= Gerard Rissik =

Gerard Rissik (21 February 1903 - 4 October 1979) was the fourth Governor of the South African Reserve Bank. His term of office was from 1 July 1962 to 30 June 1967. He was succeeded by Dr. Theunis Willem de Jongh.

==Career==
Rissik joined the reserve bank on 3 March 1923 as junior clerk. He would enrol at the Transvaal University College and obtained a Bachelor of Commerce in 1926. While completing his degree he completed the Institute of Bankers exam in 1925 obtaining a banking diploma. To facilitate his career further Rissik passed his Chartered Institute of Secretaries exams and an auditing course from the University of South Africa.

In 1933, he has promoted to Audit Clerk and then in 1939, Assistant Secretary.

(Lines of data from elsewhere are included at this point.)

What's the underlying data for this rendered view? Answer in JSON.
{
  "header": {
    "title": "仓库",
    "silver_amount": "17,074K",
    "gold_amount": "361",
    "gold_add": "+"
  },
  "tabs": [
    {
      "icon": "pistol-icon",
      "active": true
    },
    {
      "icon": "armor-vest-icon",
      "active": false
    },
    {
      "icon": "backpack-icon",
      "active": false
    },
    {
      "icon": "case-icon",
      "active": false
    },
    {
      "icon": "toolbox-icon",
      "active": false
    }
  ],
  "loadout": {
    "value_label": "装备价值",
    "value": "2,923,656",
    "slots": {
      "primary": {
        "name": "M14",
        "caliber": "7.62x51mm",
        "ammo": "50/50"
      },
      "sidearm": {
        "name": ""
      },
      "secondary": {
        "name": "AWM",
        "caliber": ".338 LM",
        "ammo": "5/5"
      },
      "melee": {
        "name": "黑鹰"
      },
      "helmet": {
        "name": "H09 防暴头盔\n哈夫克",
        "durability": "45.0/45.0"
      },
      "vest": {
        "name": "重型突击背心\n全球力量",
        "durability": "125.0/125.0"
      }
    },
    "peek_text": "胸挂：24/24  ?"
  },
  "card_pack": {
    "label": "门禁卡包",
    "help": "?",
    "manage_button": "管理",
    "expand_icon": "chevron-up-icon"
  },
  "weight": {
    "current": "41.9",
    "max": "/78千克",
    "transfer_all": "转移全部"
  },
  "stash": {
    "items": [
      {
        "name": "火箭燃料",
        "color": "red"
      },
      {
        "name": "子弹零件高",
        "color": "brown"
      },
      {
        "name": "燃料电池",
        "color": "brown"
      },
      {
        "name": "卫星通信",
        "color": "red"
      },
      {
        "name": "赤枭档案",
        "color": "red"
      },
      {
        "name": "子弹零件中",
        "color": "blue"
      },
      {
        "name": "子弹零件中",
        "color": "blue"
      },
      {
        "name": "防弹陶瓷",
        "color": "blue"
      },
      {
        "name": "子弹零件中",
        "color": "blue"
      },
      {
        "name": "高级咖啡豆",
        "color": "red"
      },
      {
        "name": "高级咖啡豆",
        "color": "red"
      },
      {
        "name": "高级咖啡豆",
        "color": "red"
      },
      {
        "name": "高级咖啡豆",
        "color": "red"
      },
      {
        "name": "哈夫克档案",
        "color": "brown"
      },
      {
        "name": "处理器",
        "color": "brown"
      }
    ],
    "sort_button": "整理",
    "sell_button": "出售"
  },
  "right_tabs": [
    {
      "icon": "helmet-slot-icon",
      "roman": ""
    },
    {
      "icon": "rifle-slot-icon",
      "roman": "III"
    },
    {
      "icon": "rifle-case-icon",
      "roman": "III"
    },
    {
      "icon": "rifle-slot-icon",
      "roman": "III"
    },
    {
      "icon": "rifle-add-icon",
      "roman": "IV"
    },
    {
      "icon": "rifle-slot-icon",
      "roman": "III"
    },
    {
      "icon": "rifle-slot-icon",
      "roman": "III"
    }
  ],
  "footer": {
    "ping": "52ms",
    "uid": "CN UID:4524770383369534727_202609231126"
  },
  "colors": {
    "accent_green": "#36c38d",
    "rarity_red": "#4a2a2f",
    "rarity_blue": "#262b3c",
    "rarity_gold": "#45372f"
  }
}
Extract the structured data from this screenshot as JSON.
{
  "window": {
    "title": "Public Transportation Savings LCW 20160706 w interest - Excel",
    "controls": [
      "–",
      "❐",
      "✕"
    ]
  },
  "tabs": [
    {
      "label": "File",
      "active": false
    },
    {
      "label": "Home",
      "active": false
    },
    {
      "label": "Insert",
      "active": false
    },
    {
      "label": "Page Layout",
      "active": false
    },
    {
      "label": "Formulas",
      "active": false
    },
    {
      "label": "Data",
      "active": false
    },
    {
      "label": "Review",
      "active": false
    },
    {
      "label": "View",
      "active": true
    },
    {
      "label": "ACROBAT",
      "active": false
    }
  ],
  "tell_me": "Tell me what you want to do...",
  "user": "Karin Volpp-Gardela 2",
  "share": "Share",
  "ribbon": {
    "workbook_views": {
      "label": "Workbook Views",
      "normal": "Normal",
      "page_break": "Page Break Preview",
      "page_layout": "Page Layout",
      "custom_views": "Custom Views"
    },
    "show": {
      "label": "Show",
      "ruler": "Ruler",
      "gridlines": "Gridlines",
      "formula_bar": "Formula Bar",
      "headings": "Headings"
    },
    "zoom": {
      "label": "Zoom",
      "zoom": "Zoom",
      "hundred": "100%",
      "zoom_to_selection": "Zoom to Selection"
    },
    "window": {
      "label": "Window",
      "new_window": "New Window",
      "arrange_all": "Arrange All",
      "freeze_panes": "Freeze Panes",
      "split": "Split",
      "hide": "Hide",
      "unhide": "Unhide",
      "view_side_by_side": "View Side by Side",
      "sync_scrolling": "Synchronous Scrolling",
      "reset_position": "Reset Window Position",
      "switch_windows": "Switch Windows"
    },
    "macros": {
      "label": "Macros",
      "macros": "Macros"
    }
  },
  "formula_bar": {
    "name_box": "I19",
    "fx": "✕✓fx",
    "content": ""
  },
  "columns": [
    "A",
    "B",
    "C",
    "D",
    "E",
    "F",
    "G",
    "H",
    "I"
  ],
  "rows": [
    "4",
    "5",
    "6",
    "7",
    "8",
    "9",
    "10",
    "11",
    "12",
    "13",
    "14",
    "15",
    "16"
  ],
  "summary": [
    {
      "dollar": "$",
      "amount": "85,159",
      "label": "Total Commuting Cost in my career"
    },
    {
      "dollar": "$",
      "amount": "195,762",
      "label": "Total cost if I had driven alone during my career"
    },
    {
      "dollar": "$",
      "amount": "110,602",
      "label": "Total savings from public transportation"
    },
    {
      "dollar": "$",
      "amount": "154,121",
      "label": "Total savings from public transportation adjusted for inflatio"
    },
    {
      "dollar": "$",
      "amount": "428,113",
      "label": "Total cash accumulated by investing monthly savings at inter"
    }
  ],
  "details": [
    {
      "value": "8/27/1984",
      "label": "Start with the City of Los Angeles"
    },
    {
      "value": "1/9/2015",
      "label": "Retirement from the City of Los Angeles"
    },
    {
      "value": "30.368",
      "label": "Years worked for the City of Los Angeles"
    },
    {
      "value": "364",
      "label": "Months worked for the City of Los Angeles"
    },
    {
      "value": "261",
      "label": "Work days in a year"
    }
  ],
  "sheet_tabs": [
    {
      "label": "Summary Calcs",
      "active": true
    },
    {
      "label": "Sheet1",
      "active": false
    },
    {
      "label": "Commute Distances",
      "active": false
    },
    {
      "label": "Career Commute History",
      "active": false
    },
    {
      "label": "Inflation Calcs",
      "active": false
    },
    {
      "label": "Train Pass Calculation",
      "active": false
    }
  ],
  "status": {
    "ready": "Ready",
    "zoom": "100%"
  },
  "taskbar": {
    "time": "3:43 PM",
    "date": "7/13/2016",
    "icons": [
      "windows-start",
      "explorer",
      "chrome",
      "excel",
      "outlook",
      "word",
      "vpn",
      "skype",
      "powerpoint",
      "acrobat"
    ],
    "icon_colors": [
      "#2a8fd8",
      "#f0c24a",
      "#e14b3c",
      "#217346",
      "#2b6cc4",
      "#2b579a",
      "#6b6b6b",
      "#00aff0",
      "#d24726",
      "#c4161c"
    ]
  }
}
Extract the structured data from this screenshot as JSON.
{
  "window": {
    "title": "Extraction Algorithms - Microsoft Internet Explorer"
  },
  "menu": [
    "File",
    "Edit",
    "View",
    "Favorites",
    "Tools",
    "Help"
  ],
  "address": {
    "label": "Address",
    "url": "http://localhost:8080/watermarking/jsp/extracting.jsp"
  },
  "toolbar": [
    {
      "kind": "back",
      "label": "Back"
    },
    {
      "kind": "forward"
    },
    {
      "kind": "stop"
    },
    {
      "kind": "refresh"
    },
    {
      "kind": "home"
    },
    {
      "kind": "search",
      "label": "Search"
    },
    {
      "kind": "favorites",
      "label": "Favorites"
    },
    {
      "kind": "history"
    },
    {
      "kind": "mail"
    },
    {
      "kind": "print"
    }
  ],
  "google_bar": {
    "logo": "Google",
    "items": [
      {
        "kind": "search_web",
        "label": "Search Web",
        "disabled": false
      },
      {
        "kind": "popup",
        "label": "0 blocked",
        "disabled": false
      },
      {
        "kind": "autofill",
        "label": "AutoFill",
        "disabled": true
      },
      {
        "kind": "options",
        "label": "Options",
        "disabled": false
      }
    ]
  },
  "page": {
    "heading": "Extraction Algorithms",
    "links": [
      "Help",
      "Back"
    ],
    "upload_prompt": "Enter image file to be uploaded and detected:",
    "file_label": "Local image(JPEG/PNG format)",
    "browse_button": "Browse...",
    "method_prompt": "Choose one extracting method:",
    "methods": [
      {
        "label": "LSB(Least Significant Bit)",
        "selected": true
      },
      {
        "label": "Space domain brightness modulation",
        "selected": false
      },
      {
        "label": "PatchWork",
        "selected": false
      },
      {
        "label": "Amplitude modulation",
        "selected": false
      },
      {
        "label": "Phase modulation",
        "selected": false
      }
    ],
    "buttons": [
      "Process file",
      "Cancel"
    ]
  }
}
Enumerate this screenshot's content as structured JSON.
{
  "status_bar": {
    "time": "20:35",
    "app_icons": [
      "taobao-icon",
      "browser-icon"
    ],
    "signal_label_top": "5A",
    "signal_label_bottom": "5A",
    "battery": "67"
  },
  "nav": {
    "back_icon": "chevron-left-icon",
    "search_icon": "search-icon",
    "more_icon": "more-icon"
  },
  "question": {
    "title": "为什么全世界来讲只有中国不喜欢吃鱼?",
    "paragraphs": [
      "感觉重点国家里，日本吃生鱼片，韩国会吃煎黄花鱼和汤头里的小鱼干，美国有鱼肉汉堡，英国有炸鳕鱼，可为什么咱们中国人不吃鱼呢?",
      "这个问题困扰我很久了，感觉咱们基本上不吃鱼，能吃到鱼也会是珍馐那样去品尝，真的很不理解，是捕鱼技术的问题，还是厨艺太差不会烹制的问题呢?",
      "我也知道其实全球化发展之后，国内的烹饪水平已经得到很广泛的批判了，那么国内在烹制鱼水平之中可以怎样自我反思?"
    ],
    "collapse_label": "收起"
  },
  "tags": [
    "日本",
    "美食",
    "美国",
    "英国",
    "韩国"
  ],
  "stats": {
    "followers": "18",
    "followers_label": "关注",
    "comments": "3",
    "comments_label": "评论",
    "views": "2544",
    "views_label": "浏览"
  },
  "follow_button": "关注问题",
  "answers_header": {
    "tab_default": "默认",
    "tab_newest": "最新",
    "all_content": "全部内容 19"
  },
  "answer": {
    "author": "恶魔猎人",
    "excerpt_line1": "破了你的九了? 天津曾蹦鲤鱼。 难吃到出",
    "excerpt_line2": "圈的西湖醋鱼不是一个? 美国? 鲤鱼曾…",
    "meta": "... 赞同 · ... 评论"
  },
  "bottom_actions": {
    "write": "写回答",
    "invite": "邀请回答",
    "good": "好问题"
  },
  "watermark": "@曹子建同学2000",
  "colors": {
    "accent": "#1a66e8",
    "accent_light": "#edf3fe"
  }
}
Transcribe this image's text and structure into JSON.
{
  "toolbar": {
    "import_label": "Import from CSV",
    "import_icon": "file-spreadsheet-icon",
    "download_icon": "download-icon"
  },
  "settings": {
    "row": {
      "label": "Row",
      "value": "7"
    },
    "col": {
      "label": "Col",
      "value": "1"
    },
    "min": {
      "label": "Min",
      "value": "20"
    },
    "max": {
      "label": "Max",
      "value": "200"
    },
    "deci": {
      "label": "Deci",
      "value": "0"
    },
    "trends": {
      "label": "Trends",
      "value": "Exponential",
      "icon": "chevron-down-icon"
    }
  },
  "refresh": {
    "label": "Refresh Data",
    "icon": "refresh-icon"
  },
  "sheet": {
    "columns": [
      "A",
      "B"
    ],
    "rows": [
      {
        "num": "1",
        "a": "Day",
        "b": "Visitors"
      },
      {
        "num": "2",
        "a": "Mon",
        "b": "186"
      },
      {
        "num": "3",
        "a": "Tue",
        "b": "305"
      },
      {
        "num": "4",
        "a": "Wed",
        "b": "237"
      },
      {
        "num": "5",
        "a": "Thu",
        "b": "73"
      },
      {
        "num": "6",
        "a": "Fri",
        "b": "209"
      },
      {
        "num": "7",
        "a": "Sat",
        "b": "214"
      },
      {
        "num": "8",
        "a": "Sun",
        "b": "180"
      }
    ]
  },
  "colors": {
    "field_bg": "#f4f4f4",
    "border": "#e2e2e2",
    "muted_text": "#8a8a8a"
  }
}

Rissik became the Reserve Bank's Chief Accountant and Secretary in 1943 and in 1954, its Chief Cashier. He was appointed executive assistant to the governor in 1958 before being appointed a deputy governor in 1960.

On 1 July 1962 he was appointed governor of the bank until his retirement in 1967. Other positions held during his career include secretary of the National Finance Corporation and chairman of the South African Bank Note Company.

==Marriage==
Rissik married Alice Meltzer in December 1931 and had two sons.